Do you force merge to N before doing snapshots, do you use force merge at all?
It would be interesting to see if you would get the same results in a newer version too with the version bump to the AWS SDK and underlying code making the S3 repository work. I believe much work went into this since 5.4 and the aws SDK also went up.
You don't have a dev cluster with 93TB of data by any luck?
5.4.0 is old though, do you have a plan to move up to 5.6 than 6.8?
Did you try setting a huge(maybe huge huge) number in max_retries? Maybe 20 is simply not enough to successfully build the file(blob) list with a such a huge snapshot in the same repo(bucket). You could also try without throttled retries, did you?
But yeah, based on my current knowledge of S3 app architecture, this should be considered an application side bug or mis configuration, in the sense that you should be able to manage PBs in a single S3 bucket with billions of objects and the client code should always be able to retry until it gets done if the errors are transient and not fatal; throttling, 5XX, back pressure, etc.
Even if you reduce your object count by 10 or any other factor, someone else could have a snapshot that's simply bigger by that same factor which would bring him back to the same level.
It's not an S3 problem to have billions of small objects in a bucket/prefix, it's just cost more money than if you'd store the same in less objects. It's use case dependent.
If the s3 repository plugin doesn't retry until it succeed with correct exponential backoff policies when doing atomic operations then you're in a pickle or will be at some point in the future. Even more if you can't set or control further the AWS SDK S3 client that is used under the hood to customize its retry/throttling behavior for your big use case.
Looking at the code this exception would appear(not an expert on that) to come from code that build a representation of what is in the bucket and not the part that actually puts the chunks/blobs which to me make sense since 3500req/s X 100MB/req = 340GB/s. Not saying you can't theoretically push that in S3 and make 3500 PUT of 100MB per second but you definitively can't do that with 40 i3.4xlarge capped at 1.25GB/s of network throughput... IF you are being throttled while PUTing the chunks it's not at 3500req/s of 100MB each for SURE. But I believe S3 can return this at much lower rate while it adjust the S3 backend to scale up to your required request rate for a prefix.
Which would also point to the application side not tolerating the throttling correctly and fatally giving up instead of adjusting. Profiling the request rate would indeed shed light on this part.
Maybe it's Listing/GETing/HEADing to sync it's local representation of the bucket and that's when the throttling triggers enough retries to make the plugin abandon.
Maybe @DavidTurner knows for sure if part of the operation actually consist in building/syncing such a local representation of the bucket content, most S3 apps need to do that but I'm not familiar enough with the s3-repository logic to know for sure.

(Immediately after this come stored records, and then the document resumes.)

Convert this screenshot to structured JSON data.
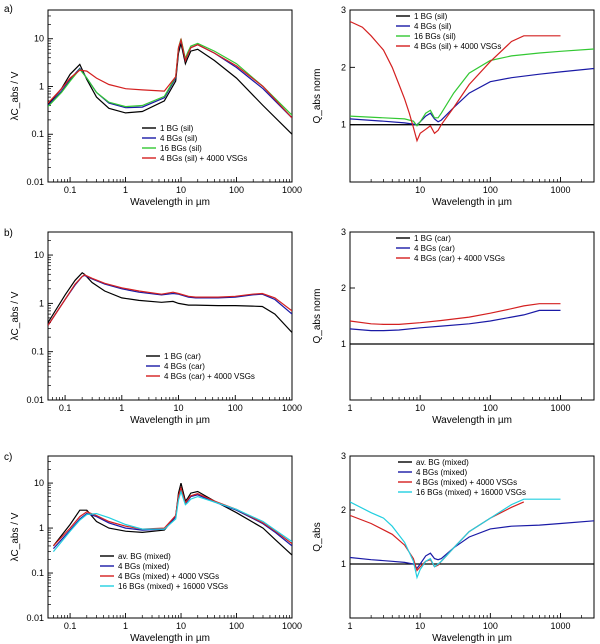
{
  "panel_labels": [
    "a)",
    "b)",
    "c)"
  ],
  "colors": {
    "black": "#000000",
    "blue": "#1a1aa6",
    "green": "#33c833",
    "red": "#d42020",
    "cyan": "#22cfe0"
  },
  "chart_data": [
    {
      "id": "a_left",
      "type": "line",
      "xscale": "log",
      "yscale": "log",
      "xlim": [
        0.04,
        1000
      ],
      "ylim": [
        0.01,
        40
      ],
      "xticks": [
        "0.1",
        "1",
        "10",
        "100",
        "1000"
      ],
      "yticks": [
        "0.01",
        "0.1",
        "1",
        "10"
      ],
      "xlabel": "Wavelength in µm",
      "ylabel": "λC_abs / V",
      "legend_position": "bottom-right",
      "series": [
        {
          "name": "1 BG (sil)",
          "color": "black",
          "x": [
            0.04,
            0.07,
            0.1,
            0.15,
            0.2,
            0.3,
            0.5,
            1,
            2,
            5,
            8,
            9,
            10,
            12,
            13,
            15,
            20,
            40,
            100,
            300,
            1000
          ],
          "y": [
            0.42,
            0.9,
            1.8,
            2.9,
            1.4,
            0.6,
            0.35,
            0.28,
            0.3,
            0.5,
            1.3,
            5,
            8,
            3,
            3.8,
            5.5,
            6,
            3.5,
            1.5,
            0.4,
            0.1
          ]
        },
        {
          "name": "4 BGs (sil)",
          "color": "blue",
          "x": [
            0.04,
            0.07,
            0.1,
            0.15,
            0.2,
            0.3,
            0.5,
            1,
            2,
            5,
            8,
            9,
            10,
            12,
            13,
            15,
            20,
            40,
            100,
            300,
            1000
          ],
          "y": [
            0.4,
            0.8,
            1.4,
            2.4,
            1.5,
            0.75,
            0.45,
            0.36,
            0.37,
            0.58,
            1.5,
            6,
            9.5,
            3.5,
            4.5,
            6.5,
            7.5,
            5,
            2.5,
            0.9,
            0.22
          ]
        },
        {
          "name": "16 BGs (sil)",
          "color": "green",
          "x": [
            0.04,
            0.07,
            0.1,
            0.15,
            0.2,
            0.3,
            0.5,
            1,
            2,
            5,
            8,
            9,
            10,
            12,
            13,
            15,
            20,
            40,
            100,
            300,
            1000
          ],
          "y": [
            0.38,
            0.75,
            1.3,
            2.3,
            1.5,
            0.75,
            0.47,
            0.38,
            0.4,
            0.62,
            1.6,
            6.5,
            10,
            3.8,
            5,
            7,
            8,
            5.5,
            3,
            1,
            0.25
          ]
        },
        {
          "name": "4 BGs (sil) + 4000 VSGs",
          "color": "red",
          "x": [
            0.04,
            0.07,
            0.1,
            0.15,
            0.2,
            0.3,
            0.5,
            1,
            2,
            5,
            8,
            9,
            10,
            12,
            13,
            15,
            20,
            40,
            100,
            300,
            1000
          ],
          "y": [
            0.45,
            0.9,
            1.5,
            2.2,
            2.1,
            1.5,
            1.1,
            0.9,
            0.85,
            0.8,
            1.6,
            6.5,
            9.5,
            3.5,
            4.5,
            6.5,
            7.5,
            5,
            2.7,
            1,
            0.22
          ]
        }
      ]
    },
    {
      "id": "a_right",
      "type": "line",
      "xscale": "log",
      "yscale": "linear",
      "xlim": [
        1,
        3000
      ],
      "ylim": [
        0,
        3
      ],
      "xticks": [
        "10",
        "100",
        "1000"
      ],
      "yticks": [
        "1",
        "2",
        "3"
      ],
      "xlabel": "Wavelength in µm",
      "ylabel": "Q_abs norm",
      "reference_line": 1,
      "legend_position": "top-right",
      "series": [
        {
          "name": "1 BG (sil)",
          "color": "black",
          "x": [
            1,
            3000
          ],
          "y": [
            1,
            1
          ]
        },
        {
          "name": "4 BGs (sil)",
          "color": "blue",
          "x": [
            1,
            3,
            6,
            8,
            9,
            10,
            12,
            14,
            16,
            18,
            20,
            30,
            50,
            100,
            200,
            500,
            1000,
            3000
          ],
          "y": [
            1.1,
            1.06,
            1.03,
            1.01,
            1.0,
            1.05,
            1.15,
            1.2,
            1.1,
            1.05,
            1.08,
            1.3,
            1.55,
            1.75,
            1.82,
            1.88,
            1.92,
            1.98
          ]
        },
        {
          "name": "16 BGs (sil)",
          "color": "green",
          "x": [
            1,
            3,
            6,
            8,
            9,
            10,
            12,
            14,
            16,
            18,
            20,
            30,
            50,
            100,
            200,
            500,
            1000,
            3000
          ],
          "y": [
            1.15,
            1.12,
            1.1,
            1.06,
            0.98,
            1.05,
            1.2,
            1.25,
            1.12,
            1.12,
            1.2,
            1.55,
            1.9,
            2.12,
            2.2,
            2.25,
            2.28,
            2.32
          ]
        },
        {
          "name": "4 BGs (sil) + 4000 VSGs",
          "color": "red",
          "x": [
            1,
            1.5,
            2,
            3,
            4,
            5,
            6,
            7,
            8,
            9,
            10,
            12,
            14,
            16,
            18,
            20,
            30,
            50,
            100,
            200,
            300,
            500,
            1000
          ],
          "y": [
            2.8,
            2.7,
            2.55,
            2.3,
            2.0,
            1.7,
            1.45,
            1.2,
            0.95,
            0.72,
            0.85,
            0.92,
            0.98,
            0.85,
            0.9,
            1.0,
            1.3,
            1.7,
            2.1,
            2.45,
            2.55,
            2.55,
            2.55
          ]
        }
      ]
    },
    {
      "id": "b_left",
      "type": "line",
      "xscale": "log",
      "yscale": "log",
      "xlim": [
        0.05,
        1000
      ],
      "ylim": [
        0.01,
        30
      ],
      "xticks": [
        "0.1",
        "1",
        "10",
        "100",
        "1000"
      ],
      "yticks": [
        "0.01",
        "0.1",
        "1",
        "10"
      ],
      "xlabel": "Wavelength in µm",
      "ylabel": "λC_abs / V",
      "legend_position": "bottom-right",
      "series": [
        {
          "name": "1 BG (car)",
          "color": "black",
          "x": [
            0.05,
            0.1,
            0.15,
            0.2,
            0.22,
            0.3,
            0.5,
            1,
            2,
            5,
            8,
            10,
            15,
            20,
            50,
            100,
            200,
            300,
            500,
            1000
          ],
          "y": [
            0.4,
            1.5,
            3.0,
            4.3,
            4.0,
            2.7,
            1.8,
            1.3,
            1.15,
            1.05,
            1.1,
            1.0,
            0.92,
            0.92,
            0.9,
            0.9,
            0.88,
            0.86,
            0.6,
            0.25
          ]
        },
        {
          "name": "4 BGs (car)",
          "color": "blue",
          "x": [
            0.05,
            0.1,
            0.15,
            0.2,
            0.22,
            0.3,
            0.5,
            1,
            2,
            5,
            8,
            10,
            15,
            20,
            50,
            100,
            200,
            300,
            500,
            1000
          ],
          "y": [
            0.35,
            1.2,
            2.4,
            3.6,
            3.8,
            3.2,
            2.5,
            2.0,
            1.7,
            1.5,
            1.6,
            1.55,
            1.35,
            1.3,
            1.3,
            1.35,
            1.5,
            1.55,
            1.2,
            0.6
          ]
        },
        {
          "name": "4 BGs (car) + 4000 VSGs",
          "color": "red",
          "x": [
            0.05,
            0.1,
            0.15,
            0.2,
            0.22,
            0.3,
            0.5,
            1,
            2,
            5,
            8,
            10,
            15,
            20,
            50,
            100,
            200,
            300,
            500,
            1000
          ],
          "y": [
            0.35,
            1.2,
            2.5,
            3.6,
            3.9,
            3.3,
            2.6,
            2.1,
            1.8,
            1.55,
            1.7,
            1.6,
            1.4,
            1.35,
            1.35,
            1.4,
            1.55,
            1.6,
            1.3,
            0.7
          ]
        }
      ]
    },
    {
      "id": "b_right",
      "type": "line",
      "xscale": "log",
      "yscale": "linear",
      "xlim": [
        1,
        3000
      ],
      "ylim": [
        0,
        3
      ],
      "xticks": [
        "1",
        "10",
        "100",
        "1000"
      ],
      "yticks": [
        "1",
        "2",
        "3"
      ],
      "xlabel": "Wavelength in µm",
      "ylabel": "Q_abs norm",
      "reference_line": 1,
      "legend_position": "top-left",
      "series": [
        {
          "name": "1 BG (car)",
          "color": "black",
          "x": [
            1,
            3000
          ],
          "y": [
            1,
            1
          ]
        },
        {
          "name": "4 BGs (car)",
          "color": "blue",
          "x": [
            1,
            2,
            3,
            5,
            10,
            20,
            50,
            100,
            200,
            300,
            500,
            1000
          ],
          "y": [
            1.27,
            1.24,
            1.24,
            1.25,
            1.29,
            1.32,
            1.36,
            1.41,
            1.48,
            1.52,
            1.6,
            1.6
          ]
        },
        {
          "name": "4 BGs (car) + 4000 VSGs",
          "color": "red",
          "x": [
            1,
            2,
            3,
            5,
            10,
            20,
            50,
            100,
            200,
            300,
            500,
            1000
          ],
          "y": [
            1.41,
            1.36,
            1.35,
            1.35,
            1.38,
            1.42,
            1.48,
            1.55,
            1.63,
            1.68,
            1.72,
            1.72
          ]
        }
      ]
    },
    {
      "id": "c_left",
      "type": "line",
      "xscale": "log",
      "yscale": "log",
      "xlim": [
        0.04,
        1000
      ],
      "ylim": [
        0.01,
        40
      ],
      "xticks": [
        "0.1",
        "1",
        "10",
        "100",
        "1000"
      ],
      "yticks": [
        "0.01",
        "0.1",
        "1",
        "10"
      ],
      "xlabel": "Wavelength in µm",
      "ylabel": "λC_abs / V",
      "legend_position": "bottom-left",
      "series": [
        {
          "name": "av. BG (mixed)",
          "color": "black",
          "x": [
            0.05,
            0.1,
            0.15,
            0.2,
            0.3,
            0.5,
            1,
            2,
            5,
            8,
            9,
            10,
            12,
            13,
            15,
            20,
            40,
            100,
            300,
            500,
            1000
          ],
          "y": [
            0.4,
            1.2,
            2.5,
            2.5,
            1.4,
            1.0,
            0.85,
            0.8,
            0.9,
            1.8,
            6,
            10,
            4,
            4.5,
            6,
            6.5,
            4,
            2.2,
            1,
            0.55,
            0.25
          ]
        },
        {
          "name": "4 BGs (mixed)",
          "color": "blue",
          "x": [
            0.05,
            0.1,
            0.15,
            0.2,
            0.3,
            0.5,
            1,
            2,
            5,
            8,
            9,
            10,
            12,
            13,
            15,
            20,
            40,
            100,
            300,
            500,
            1000
          ],
          "y": [
            0.35,
            0.9,
            1.6,
            2.1,
            1.8,
            1.3,
            1.0,
            0.9,
            0.95,
            1.8,
            5,
            7.5,
            3.5,
            4,
            5,
            5.5,
            3.8,
            2.5,
            1.25,
            0.8,
            0.4
          ]
        },
        {
          "name": "4 BGs (mixed) + 4000 VSGs",
          "color": "red",
          "x": [
            0.05,
            0.1,
            0.15,
            0.2,
            0.3,
            0.5,
            1,
            2,
            5,
            8,
            9,
            10,
            12,
            13,
            15,
            20,
            40,
            100,
            300,
            500,
            1000
          ],
          "y": [
            0.4,
            1.0,
            1.8,
            2.3,
            1.9,
            1.4,
            1.1,
            0.95,
            1.0,
            1.9,
            5.2,
            7.8,
            3.6,
            4.2,
            5.2,
            5.8,
            4,
            2.6,
            1.3,
            0.85,
            0.45
          ]
        },
        {
          "name": "16 BGs (mixed) + 16000 VSGs",
          "color": "cyan",
          "x": [
            0.05,
            0.1,
            0.15,
            0.2,
            0.3,
            0.5,
            1,
            2,
            5,
            8,
            9,
            10,
            12,
            13,
            15,
            20,
            40,
            100,
            300,
            500,
            1000
          ],
          "y": [
            0.3,
            0.85,
            1.5,
            2.0,
            2.1,
            1.7,
            1.2,
            0.95,
            0.95,
            1.6,
            4.2,
            6.5,
            3.3,
            3.6,
            4.4,
            5.0,
            3.8,
            2.6,
            1.4,
            0.9,
            0.5
          ]
        }
      ]
    },
    {
      "id": "c_right",
      "type": "line",
      "xscale": "log",
      "yscale": "linear",
      "xlim": [
        1,
        3000
      ],
      "ylim": [
        0,
        3
      ],
      "xticks": [
        "1",
        "10",
        "100",
        "1000"
      ],
      "yticks": [
        "1",
        "2",
        "3"
      ],
      "xlabel": "Wavelength in µm",
      "ylabel": "Q_abs",
      "reference_line": 1,
      "legend_position": "top-right",
      "series": [
        {
          "name": "av. BG (mixed)",
          "color": "black",
          "x": [
            1,
            3000
          ],
          "y": [
            1,
            1
          ]
        },
        {
          "name": "4 BGs (mixed)",
          "color": "blue",
          "x": [
            1,
            2,
            4,
            6,
            8,
            9,
            10,
            12,
            14,
            16,
            18,
            20,
            30,
            50,
            100,
            200,
            500,
            1000,
            3000
          ],
          "y": [
            1.12,
            1.08,
            1.05,
            1.03,
            1.0,
            0.92,
            1.0,
            1.15,
            1.2,
            1.1,
            1.08,
            1.1,
            1.3,
            1.5,
            1.65,
            1.7,
            1.72,
            1.75,
            1.8
          ]
        },
        {
          "name": "4 BGs (mixed) + 4000 VSGs",
          "color": "red",
          "x": [
            1,
            2,
            4,
            6,
            8,
            9,
            10,
            12,
            14,
            16,
            18,
            20,
            30,
            50,
            100,
            200,
            300
          ],
          "y": [
            1.9,
            1.75,
            1.55,
            1.35,
            1.1,
            0.88,
            0.95,
            1.05,
            1.08,
            0.95,
            0.98,
            1.05,
            1.3,
            1.6,
            1.85,
            2.05,
            2.15
          ]
        },
        {
          "name": "16 BGs (mixed) + 16000 VSGs",
          "color": "cyan",
          "x": [
            1,
            2,
            3,
            4,
            6,
            8,
            9,
            10,
            12,
            14,
            16,
            18,
            20,
            30,
            50,
            100,
            200,
            300,
            500,
            1000
          ],
          "y": [
            2.15,
            1.95,
            1.85,
            1.7,
            1.4,
            1.05,
            0.75,
            0.9,
            1.05,
            1.1,
            0.95,
            1.0,
            1.05,
            1.3,
            1.6,
            1.85,
            2.1,
            2.2,
            2.2,
            2.2
          ]
        }
      ]
    }
  ]
}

For your specific question to help in your investigation of the rate produced by the plugin:
- How Do I Configure Request Metrics for an S3 Bucket?

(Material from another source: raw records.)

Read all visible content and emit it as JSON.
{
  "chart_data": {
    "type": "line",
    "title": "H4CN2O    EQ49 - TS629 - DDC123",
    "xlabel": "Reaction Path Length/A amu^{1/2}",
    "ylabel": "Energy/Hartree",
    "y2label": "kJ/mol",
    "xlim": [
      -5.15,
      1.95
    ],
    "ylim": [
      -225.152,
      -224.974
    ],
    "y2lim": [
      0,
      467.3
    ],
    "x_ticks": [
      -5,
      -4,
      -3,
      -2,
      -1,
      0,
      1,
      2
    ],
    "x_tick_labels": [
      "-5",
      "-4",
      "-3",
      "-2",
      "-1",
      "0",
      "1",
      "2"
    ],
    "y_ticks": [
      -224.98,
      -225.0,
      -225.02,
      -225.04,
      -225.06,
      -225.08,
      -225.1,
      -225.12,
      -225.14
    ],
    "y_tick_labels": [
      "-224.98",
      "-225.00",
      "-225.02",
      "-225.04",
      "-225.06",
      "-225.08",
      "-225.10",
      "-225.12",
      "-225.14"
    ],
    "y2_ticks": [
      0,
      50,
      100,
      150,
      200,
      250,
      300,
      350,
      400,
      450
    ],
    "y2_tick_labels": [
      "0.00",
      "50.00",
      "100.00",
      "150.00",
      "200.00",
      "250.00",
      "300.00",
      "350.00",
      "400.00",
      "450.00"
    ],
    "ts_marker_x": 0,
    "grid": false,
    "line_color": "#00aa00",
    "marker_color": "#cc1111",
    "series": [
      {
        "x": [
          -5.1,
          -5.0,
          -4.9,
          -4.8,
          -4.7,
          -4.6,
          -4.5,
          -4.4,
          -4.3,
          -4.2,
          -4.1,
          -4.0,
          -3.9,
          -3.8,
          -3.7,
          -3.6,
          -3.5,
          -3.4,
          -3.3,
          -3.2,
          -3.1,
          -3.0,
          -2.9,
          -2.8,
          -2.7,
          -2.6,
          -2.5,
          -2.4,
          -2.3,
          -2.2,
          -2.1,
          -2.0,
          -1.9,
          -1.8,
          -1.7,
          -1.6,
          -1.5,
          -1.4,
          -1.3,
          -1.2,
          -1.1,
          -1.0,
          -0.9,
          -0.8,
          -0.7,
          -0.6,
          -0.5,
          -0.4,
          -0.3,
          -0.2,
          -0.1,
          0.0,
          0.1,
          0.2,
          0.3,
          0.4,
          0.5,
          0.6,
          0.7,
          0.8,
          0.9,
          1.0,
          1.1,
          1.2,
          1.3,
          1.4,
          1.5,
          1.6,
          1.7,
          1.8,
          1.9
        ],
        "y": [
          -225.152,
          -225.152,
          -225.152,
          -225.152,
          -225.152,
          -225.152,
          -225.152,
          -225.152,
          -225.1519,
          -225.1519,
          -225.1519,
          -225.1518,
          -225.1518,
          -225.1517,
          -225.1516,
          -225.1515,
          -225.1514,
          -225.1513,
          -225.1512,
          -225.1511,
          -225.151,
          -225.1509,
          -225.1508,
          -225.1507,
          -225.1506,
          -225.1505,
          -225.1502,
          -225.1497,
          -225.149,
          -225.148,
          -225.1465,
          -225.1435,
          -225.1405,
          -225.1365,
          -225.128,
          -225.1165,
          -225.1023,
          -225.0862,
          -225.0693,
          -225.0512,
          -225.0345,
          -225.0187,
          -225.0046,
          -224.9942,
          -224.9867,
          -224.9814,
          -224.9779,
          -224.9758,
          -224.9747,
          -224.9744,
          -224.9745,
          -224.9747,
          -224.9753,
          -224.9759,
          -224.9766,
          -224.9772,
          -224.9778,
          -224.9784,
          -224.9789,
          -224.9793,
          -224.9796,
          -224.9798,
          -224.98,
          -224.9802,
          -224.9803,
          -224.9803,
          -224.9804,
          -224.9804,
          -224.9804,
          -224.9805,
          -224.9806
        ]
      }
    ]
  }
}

- If you have many things in that same bucket which are unrelated. How Do I Configure a Request Metrics Filter?
- Concept and metric description
- Concept continued and config
Logs approach (then count/aggregate/analyse those logs to derive requests rate):
- Server Access Logging delivered to S3
- Cloudtrail (with the S3 data event logging enabled)

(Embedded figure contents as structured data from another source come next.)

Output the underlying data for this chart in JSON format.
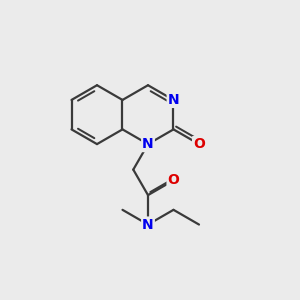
{
  "bg_color": "#ebebeb",
  "bond_color": "#3a3a3a",
  "bond_width": 1.6,
  "atom_colors": {
    "N": "#0000ee",
    "O": "#dd0000"
  },
  "figsize": [
    3.0,
    3.0
  ],
  "dpi": 100
}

So for cloudtrail it would mean enabling S3 data events than sending cloudtrail to an S3 and then either downloading this for analysis or stuffing it into something like ES or querying it with Athena or something else to derive the metrics you're interested in.
Could also send cloudtrail to cloudwatch logs to derive metrics from logs via either cloudwatch logs metric filter or cloudwatch logs insight.
For server access logging it means enabling them for the bucket and then downloading them/stuffing them in a tool for analysis like ES or Athena or something else.
I presented the options in the order I recommend you try them (from easiest to hardest).
I would also recommend you ask AWS support how you should obtain the numbers they are asking for... Maybe they get can it from their backend without you doing anything... or maybe they have a suggestion I didn't mention/know about?
Other possibilities could involve routing all the request from the s3-repository plugin through a proxy like squid with access logs enabled and then doing the log analysis like above but on those logs...
Maybe ES can be configured to log in debug in a way that this plugin will configure the AWS SDK it uses to log every requests it makes to S3 in an ES log file on each nodes. I don't know if that's possible or how to do it if it is. Require someone else to enlighten you on that. Then, gather and analyse like above.